In 2018, Congress added a provision to the Fair Labor Standards Act prohibiting employers from retaining employee tips or allowing managers or supervisors to participate in a tip pooling arrangement. Today, the U.S. Department of Labor announced a new final regulation in which the DOL asserts authority to penalize employers up to $1,100 per violation of this provision, on top of any back wages owed. Prior rules published by the Trump administration also provided for civil penalties, but only in cases of “repeated and willful” violations. The new rule allows the DOL to pursue penalties even for a first offense and regardless of whether the violation was willful. The rule defines “managers and supervisors” as those employees who meet the duties requirement for the executive exemption, whether or not the employees are paid on a salary basis or actually treated as exempt.

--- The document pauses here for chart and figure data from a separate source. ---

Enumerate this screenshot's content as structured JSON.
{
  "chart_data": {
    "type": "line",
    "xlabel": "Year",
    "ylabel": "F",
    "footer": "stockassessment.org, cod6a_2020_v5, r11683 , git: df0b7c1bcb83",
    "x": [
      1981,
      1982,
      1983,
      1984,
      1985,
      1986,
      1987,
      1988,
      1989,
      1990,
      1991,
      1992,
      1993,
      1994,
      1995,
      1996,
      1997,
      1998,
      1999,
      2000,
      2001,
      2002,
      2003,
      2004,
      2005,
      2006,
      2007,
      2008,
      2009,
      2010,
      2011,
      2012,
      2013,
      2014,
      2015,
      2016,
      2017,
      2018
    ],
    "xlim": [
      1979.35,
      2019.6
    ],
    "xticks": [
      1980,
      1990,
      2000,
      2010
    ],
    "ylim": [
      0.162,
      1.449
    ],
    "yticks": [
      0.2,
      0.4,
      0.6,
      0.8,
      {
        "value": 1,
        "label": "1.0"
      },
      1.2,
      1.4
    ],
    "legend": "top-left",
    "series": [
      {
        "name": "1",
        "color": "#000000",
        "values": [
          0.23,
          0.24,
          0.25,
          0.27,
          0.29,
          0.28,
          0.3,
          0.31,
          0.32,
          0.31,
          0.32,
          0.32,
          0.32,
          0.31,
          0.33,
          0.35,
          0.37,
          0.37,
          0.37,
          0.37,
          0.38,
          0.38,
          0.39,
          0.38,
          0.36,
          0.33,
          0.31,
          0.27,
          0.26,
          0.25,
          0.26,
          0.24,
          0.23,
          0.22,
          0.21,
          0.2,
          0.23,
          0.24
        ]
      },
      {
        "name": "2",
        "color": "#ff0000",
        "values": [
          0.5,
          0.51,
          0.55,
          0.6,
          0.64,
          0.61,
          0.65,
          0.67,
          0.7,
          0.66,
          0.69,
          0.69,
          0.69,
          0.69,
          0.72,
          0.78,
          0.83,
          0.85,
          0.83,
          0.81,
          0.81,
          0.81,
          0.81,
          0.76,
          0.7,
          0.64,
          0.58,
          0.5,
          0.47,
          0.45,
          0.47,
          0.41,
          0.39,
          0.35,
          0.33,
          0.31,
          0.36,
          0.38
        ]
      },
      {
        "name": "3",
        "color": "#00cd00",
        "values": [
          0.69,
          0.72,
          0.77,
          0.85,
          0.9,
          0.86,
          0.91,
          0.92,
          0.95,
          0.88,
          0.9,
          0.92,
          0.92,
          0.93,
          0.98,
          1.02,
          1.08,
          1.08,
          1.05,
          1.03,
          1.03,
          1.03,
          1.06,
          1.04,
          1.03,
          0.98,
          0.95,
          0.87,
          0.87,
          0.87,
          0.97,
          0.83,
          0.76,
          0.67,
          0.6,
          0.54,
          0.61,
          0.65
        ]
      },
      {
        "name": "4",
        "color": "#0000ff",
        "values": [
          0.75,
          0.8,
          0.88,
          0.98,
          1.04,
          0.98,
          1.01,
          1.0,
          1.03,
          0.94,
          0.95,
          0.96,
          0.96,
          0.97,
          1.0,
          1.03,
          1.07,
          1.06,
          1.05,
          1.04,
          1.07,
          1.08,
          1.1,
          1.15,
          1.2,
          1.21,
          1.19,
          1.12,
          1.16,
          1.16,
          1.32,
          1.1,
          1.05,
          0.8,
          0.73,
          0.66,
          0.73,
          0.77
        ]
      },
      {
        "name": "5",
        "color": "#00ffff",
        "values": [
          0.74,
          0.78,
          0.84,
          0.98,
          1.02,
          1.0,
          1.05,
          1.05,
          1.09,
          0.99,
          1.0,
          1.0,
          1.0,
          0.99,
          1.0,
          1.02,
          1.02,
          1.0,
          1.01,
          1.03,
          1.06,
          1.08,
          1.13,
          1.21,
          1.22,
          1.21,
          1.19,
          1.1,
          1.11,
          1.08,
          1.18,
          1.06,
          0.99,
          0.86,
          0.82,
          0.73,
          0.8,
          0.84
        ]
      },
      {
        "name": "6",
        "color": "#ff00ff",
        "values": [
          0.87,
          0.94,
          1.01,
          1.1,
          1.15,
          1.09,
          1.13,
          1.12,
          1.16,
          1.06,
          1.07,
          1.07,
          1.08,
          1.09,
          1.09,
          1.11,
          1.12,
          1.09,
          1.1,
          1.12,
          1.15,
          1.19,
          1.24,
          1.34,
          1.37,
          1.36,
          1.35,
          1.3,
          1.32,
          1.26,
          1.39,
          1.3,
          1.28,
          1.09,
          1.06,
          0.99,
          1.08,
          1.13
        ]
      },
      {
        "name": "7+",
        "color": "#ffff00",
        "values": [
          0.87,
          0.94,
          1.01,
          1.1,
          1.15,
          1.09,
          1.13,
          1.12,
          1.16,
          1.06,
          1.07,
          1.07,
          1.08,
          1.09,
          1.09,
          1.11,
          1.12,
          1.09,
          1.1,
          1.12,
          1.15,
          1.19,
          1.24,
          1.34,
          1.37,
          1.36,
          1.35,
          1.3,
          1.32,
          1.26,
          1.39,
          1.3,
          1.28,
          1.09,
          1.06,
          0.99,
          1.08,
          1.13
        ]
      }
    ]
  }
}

The rule is scheduled to be published in the Federal Register on September 24, 2021, and will take effect 60 days later on November 23, 2021.

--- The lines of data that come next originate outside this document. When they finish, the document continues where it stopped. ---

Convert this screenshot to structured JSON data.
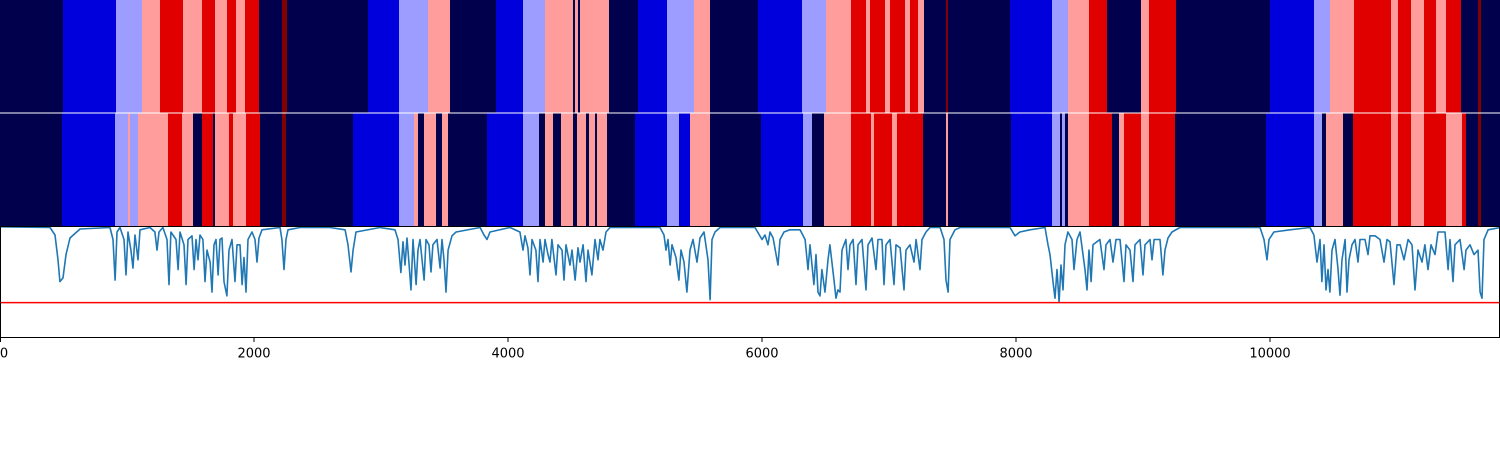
{
  "chart_data": {
    "type": "segmentation",
    "xlim": [
      0,
      11811
    ],
    "xticks": [
      0,
      2000,
      4000,
      6000,
      8000,
      10000
    ],
    "level_colors": {
      "-3": "#00004c",
      "-2": "#0000dd",
      "-1": "#9d9dff",
      "1": "#ff9d9d",
      "2": "#e10000",
      "3": "#830000"
    },
    "rows": [
      {
        "starts": [
          0,
          496,
          913,
          1118,
          1260,
          1441,
          1591,
          1693,
          1787,
          1858,
          1929,
          2039,
          2220,
          2260,
          2898,
          3142,
          3370,
          3543,
          3906,
          4118,
          4291,
          4512,
          4528,
          4551,
          4567,
          4795,
          5024,
          5252,
          5465,
          5591,
          5969,
          6315,
          6504,
          6701,
          6819,
          6850,
          6969,
          7008,
          7126,
          7165,
          7228,
          7276,
          7449,
          7465,
          7953,
          8283,
          8409,
          8575,
          8717,
          8984,
          9047,
          9260,
          10000,
          10346,
          10472,
          10661,
          10953,
          11008,
          11110,
          11213,
          11307,
          11386,
          11504,
          11638,
          11661
        ],
        "levels": [
          -3,
          -2,
          -1,
          1,
          2,
          1,
          2,
          1,
          2,
          1,
          2,
          -3,
          3,
          -3,
          -2,
          -1,
          1,
          -3,
          -2,
          -1,
          1,
          -3,
          1,
          -3,
          1,
          -3,
          -2,
          -1,
          1,
          -3,
          -2,
          -1,
          1,
          2,
          1,
          2,
          1,
          2,
          1,
          2,
          1,
          -3,
          3,
          -3,
          -2,
          -1,
          1,
          2,
          -3,
          1,
          2,
          -3,
          -2,
          -1,
          1,
          2,
          1,
          2,
          1,
          2,
          1,
          2,
          -3,
          3,
          -3
        ]
      },
      {
        "starts": [
          0,
          488,
          906,
          1008,
          1024,
          1087,
          1323,
          1433,
          1520,
          1591,
          1677,
          1693,
          1803,
          1835,
          1937,
          2047,
          2220,
          2252,
          2780,
          3142,
          3260,
          3291,
          3339,
          3433,
          3480,
          3528,
          3835,
          4118,
          4244,
          4291,
          4354,
          4417,
          4512,
          4543,
          4614,
          4638,
          4685,
          4701,
          4780,
          5000,
          5252,
          5346,
          5433,
          5591,
          5992,
          6323,
          6394,
          6488,
          6701,
          6858,
          6882,
          7024,
          7063,
          7268,
          7449,
          7465,
          7961,
          8283,
          8346,
          8362,
          8386,
          8409,
          8575,
          8756,
          8811,
          8850,
          8984,
          9047,
          9252,
          9969,
          10346,
          10409,
          10441,
          10575,
          10654,
          10953,
          11008,
          11110,
          11213,
          11386,
          11512,
          11543,
          11638,
          11661
        ],
        "levels": [
          -3,
          -2,
          -1,
          1,
          -1,
          1,
          2,
          1,
          -3,
          2,
          -3,
          1,
          2,
          1,
          2,
          -3,
          3,
          -3,
          -2,
          -1,
          1,
          -3,
          1,
          -3,
          1,
          -3,
          -2,
          -1,
          -3,
          1,
          -3,
          1,
          -3,
          1,
          -3,
          1,
          -3,
          1,
          -3,
          -2,
          -1,
          -2,
          1,
          -3,
          -2,
          -1,
          -3,
          1,
          2,
          1,
          2,
          1,
          2,
          -3,
          1,
          -3,
          -2,
          -1,
          -3,
          -1,
          -3,
          1,
          2,
          -3,
          1,
          2,
          1,
          2,
          -3,
          -2,
          -1,
          -3,
          1,
          -3,
          2,
          1,
          2,
          1,
          2,
          1,
          2,
          -3,
          3,
          -3
        ]
      }
    ],
    "line": {
      "color": "#1f77b4",
      "ylim": [
        -1.48,
        0.01
      ],
      "threshold": -1.01,
      "threshold_color": "#ff0000",
      "x": [
        0,
        394,
        433,
        457,
        472,
        496,
        520,
        551,
        630,
        866,
        890,
        906,
        921,
        945,
        976,
        992,
        1008,
        1031,
        1047,
        1063,
        1087,
        1102,
        1181,
        1220,
        1236,
        1252,
        1283,
        1315,
        1331,
        1346,
        1386,
        1402,
        1417,
        1449,
        1465,
        1480,
        1512,
        1528,
        1543,
        1559,
        1575,
        1598,
        1614,
        1630,
        1654,
        1669,
        1685,
        1701,
        1717,
        1732,
        1748,
        1764,
        1787,
        1803,
        1827,
        1850,
        1866,
        1890,
        1906,
        1921,
        1937,
        1953,
        1984,
        2008,
        2024,
        2039,
        2063,
        2205,
        2220,
        2236,
        2252,
        2268,
        2362,
        2598,
        2717,
        2740,
        2764,
        2780,
        2803,
        2992,
        3110,
        3134,
        3157,
        3173,
        3189,
        3205,
        3220,
        3236,
        3252,
        3276,
        3291,
        3307,
        3339,
        3354,
        3378,
        3394,
        3409,
        3441,
        3465,
        3480,
        3496,
        3512,
        3528,
        3559,
        3591,
        3780,
        3811,
        3835,
        3858,
        4016,
        4094,
        4118,
        4134,
        4157,
        4173,
        4189,
        4220,
        4236,
        4252,
        4276,
        4291,
        4315,
        4331,
        4346,
        4378,
        4394,
        4425,
        4441,
        4457,
        4488,
        4504,
        4528,
        4551,
        4567,
        4591,
        4614,
        4630,
        4661,
        4685,
        4709,
        4724,
        4748,
        4772,
        4803,
        5197,
        5228,
        5244,
        5260,
        5276,
        5291,
        5323,
        5346,
        5362,
        5386,
        5409,
        5433,
        5457,
        5488,
        5512,
        5543,
        5575,
        5591,
        5606,
        5630,
        5669,
        5945,
        6000,
        6024,
        6047,
        6063,
        6087,
        6126,
        6142,
        6173,
        6220,
        6299,
        6339,
        6362,
        6378,
        6394,
        6409,
        6425,
        6441,
        6457,
        6472,
        6496,
        6520,
        6535,
        6567,
        6583,
        6598,
        6614,
        6630,
        6661,
        6677,
        6693,
        6717,
        6740,
        6756,
        6787,
        6819,
        6835,
        6866,
        6898,
        6913,
        6945,
        6961,
        6976,
        7008,
        7039,
        7055,
        7087,
        7118,
        7134,
        7165,
        7197,
        7213,
        7244,
        7260,
        7291,
        7323,
        7402,
        7433,
        7449,
        7465,
        7480,
        7520,
        7559,
        7953,
        7992,
        8031,
        8110,
        8228,
        8252,
        8268,
        8291,
        8307,
        8323,
        8339,
        8354,
        8370,
        8386,
        8409,
        8441,
        8457,
        8480,
        8504,
        8543,
        8559,
        8575,
        8591,
        8606,
        8661,
        8693,
        8709,
        8740,
        8764,
        8787,
        8819,
        8850,
        8866,
        8898,
        8921,
        8937,
        8976,
        9000,
        9016,
        9055,
        9071,
        9087,
        9134,
        9157,
        9173,
        9197,
        9228,
        9291,
        9921,
        9953,
        9976,
        9992,
        10031,
        10157,
        10315,
        10346,
        10370,
        10394,
        10409,
        10425,
        10441,
        10457,
        10472,
        10488,
        10512,
        10535,
        10551,
        10567,
        10591,
        10606,
        10622,
        10646,
        10669,
        10693,
        10709,
        10748,
        10772,
        10787,
        10827,
        10866,
        10898,
        10921,
        10945,
        10976,
        11000,
        11024,
        11055,
        11087,
        11118,
        11142,
        11165,
        11197,
        11220,
        11244,
        11268,
        11299,
        11323,
        11378,
        11402,
        11417,
        11441,
        11457,
        11496,
        11528,
        11543,
        11575,
        11606,
        11638,
        11654,
        11669,
        11685,
        11717,
        11811
      ],
      "y": [
        0,
        -0.01,
        -0.11,
        -0.44,
        -0.73,
        -0.68,
        -0.37,
        -0.15,
        -0.03,
        -0.01,
        -0.17,
        -0.71,
        -0.07,
        -0.01,
        -0.17,
        -0.64,
        -0.07,
        -0.31,
        -0.55,
        -0.11,
        -0.44,
        -0.04,
        -0.01,
        -0.07,
        -0.31,
        -0.07,
        -0.01,
        -0.17,
        -0.77,
        -0.07,
        -0.17,
        -0.57,
        -0.07,
        -0.24,
        -0.77,
        -0.17,
        -0.12,
        -0.57,
        -0.17,
        -0.44,
        -0.11,
        -0.17,
        -0.73,
        -0.31,
        -0.47,
        -0.87,
        -0.24,
        -0.17,
        -0.64,
        -0.17,
        -0.15,
        -0.73,
        -0.92,
        -0.31,
        -0.17,
        -0.73,
        -0.24,
        -0.24,
        -0.77,
        -0.41,
        -0.87,
        -0.17,
        -0.07,
        -0.17,
        -0.47,
        -0.15,
        -0.04,
        -0.01,
        -0.17,
        -0.57,
        -0.17,
        -0.04,
        -0.01,
        -0.01,
        -0.04,
        -0.24,
        -0.6,
        -0.31,
        -0.07,
        -0.01,
        -0.04,
        -0.17,
        -0.61,
        -0.2,
        -0.51,
        -0.15,
        -0.47,
        -0.84,
        -0.17,
        -0.77,
        -0.31,
        -0.17,
        -0.71,
        -0.17,
        -0.24,
        -0.6,
        -0.24,
        -0.17,
        -0.55,
        -0.17,
        -0.44,
        -0.87,
        -0.31,
        -0.12,
        -0.07,
        -0.01,
        -0.11,
        -0.17,
        -0.07,
        -0.01,
        -0.07,
        -0.31,
        -0.12,
        -0.28,
        -0.64,
        -0.17,
        -0.31,
        -0.73,
        -0.17,
        -0.47,
        -0.17,
        -0.37,
        -0.47,
        -0.17,
        -0.64,
        -0.24,
        -0.31,
        -0.71,
        -0.24,
        -0.51,
        -0.31,
        -0.71,
        -0.28,
        -0.47,
        -0.24,
        -0.73,
        -0.31,
        -0.64,
        -0.17,
        -0.44,
        -0.17,
        -0.31,
        -0.07,
        -0.01,
        -0.01,
        -0.11,
        -0.31,
        -0.17,
        -0.51,
        -0.24,
        -0.41,
        -0.71,
        -0.31,
        -0.47,
        -0.87,
        -0.31,
        -0.17,
        -0.47,
        -0.15,
        -0.07,
        -0.44,
        -0.97,
        -0.17,
        -0.07,
        -0.01,
        -0.01,
        -0.17,
        -0.11,
        -0.24,
        -0.07,
        -0.15,
        -0.51,
        -0.17,
        -0.07,
        -0.04,
        -0.04,
        -0.17,
        -0.57,
        -0.24,
        -0.51,
        -0.77,
        -0.37,
        -0.87,
        -0.92,
        -0.57,
        -0.87,
        -0.44,
        -0.24,
        -0.71,
        -0.95,
        -0.84,
        -0.87,
        -0.31,
        -0.17,
        -0.57,
        -0.24,
        -0.17,
        -0.77,
        -0.24,
        -0.17,
        -0.84,
        -0.24,
        -0.15,
        -0.57,
        -0.17,
        -0.17,
        -0.77,
        -0.24,
        -0.17,
        -0.77,
        -0.24,
        -0.28,
        -0.84,
        -0.31,
        -0.24,
        -0.47,
        -0.17,
        -0.57,
        -0.17,
        -0.07,
        -0.01,
        -0.01,
        -0.17,
        -0.71,
        -0.87,
        -0.17,
        -0.04,
        -0.01,
        -0.01,
        -0.12,
        -0.07,
        -0.04,
        -0.01,
        -0.24,
        -0.37,
        -0.73,
        -0.95,
        -0.57,
        -1.0,
        -0.51,
        -0.84,
        -0.24,
        -0.07,
        -0.17,
        -0.57,
        -0.17,
        -0.07,
        -0.57,
        -0.84,
        -0.31,
        -0.73,
        -0.24,
        -0.17,
        -0.57,
        -0.24,
        -0.17,
        -0.47,
        -0.17,
        -0.17,
        -0.73,
        -0.24,
        -0.31,
        -0.73,
        -0.24,
        -0.17,
        -0.64,
        -0.24,
        -0.17,
        -0.44,
        -0.17,
        -0.17,
        -0.64,
        -0.31,
        -0.15,
        -0.07,
        -0.01,
        -0.01,
        -0.17,
        -0.44,
        -0.17,
        -0.07,
        -0.04,
        -0.01,
        -0.11,
        -0.47,
        -0.17,
        -0.73,
        -0.24,
        -0.84,
        -0.57,
        -0.87,
        -0.31,
        -0.17,
        -0.55,
        -0.91,
        -0.44,
        -0.17,
        -0.87,
        -0.44,
        -0.24,
        -0.17,
        -0.47,
        -0.17,
        -0.17,
        -0.37,
        -0.12,
        -0.12,
        -0.17,
        -0.47,
        -0.17,
        -0.2,
        -0.77,
        -0.24,
        -0.24,
        -0.44,
        -0.17,
        -0.24,
        -0.84,
        -0.31,
        -0.47,
        -0.24,
        -0.57,
        -0.24,
        -0.37,
        -0.07,
        -0.07,
        -0.57,
        -0.17,
        -0.73,
        -0.24,
        -0.17,
        -0.57,
        -0.31,
        -0.24,
        -0.37,
        -0.31,
        -0.87,
        -0.95,
        -0.17,
        -0.04,
        -0.01
      ]
    }
  }
}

The DOL is still working an additional rule that will govern how employers pay tipped workers who spend time on tasks that don’t generate gratuities, such as washing dishes or other “back of the house” functions. In June 2021, the DOL proposed dropping regulations issued by the Trump administration and returning to the longstanding rule that would require businesses to pay tipped workers at least the federal minimum wage for non-tipped activities when those activities take up at least 20% of a worker’s time in a workweek. The DOL is currently reviewing public comments on that proposal and is expected to issue a final rule in the coming months.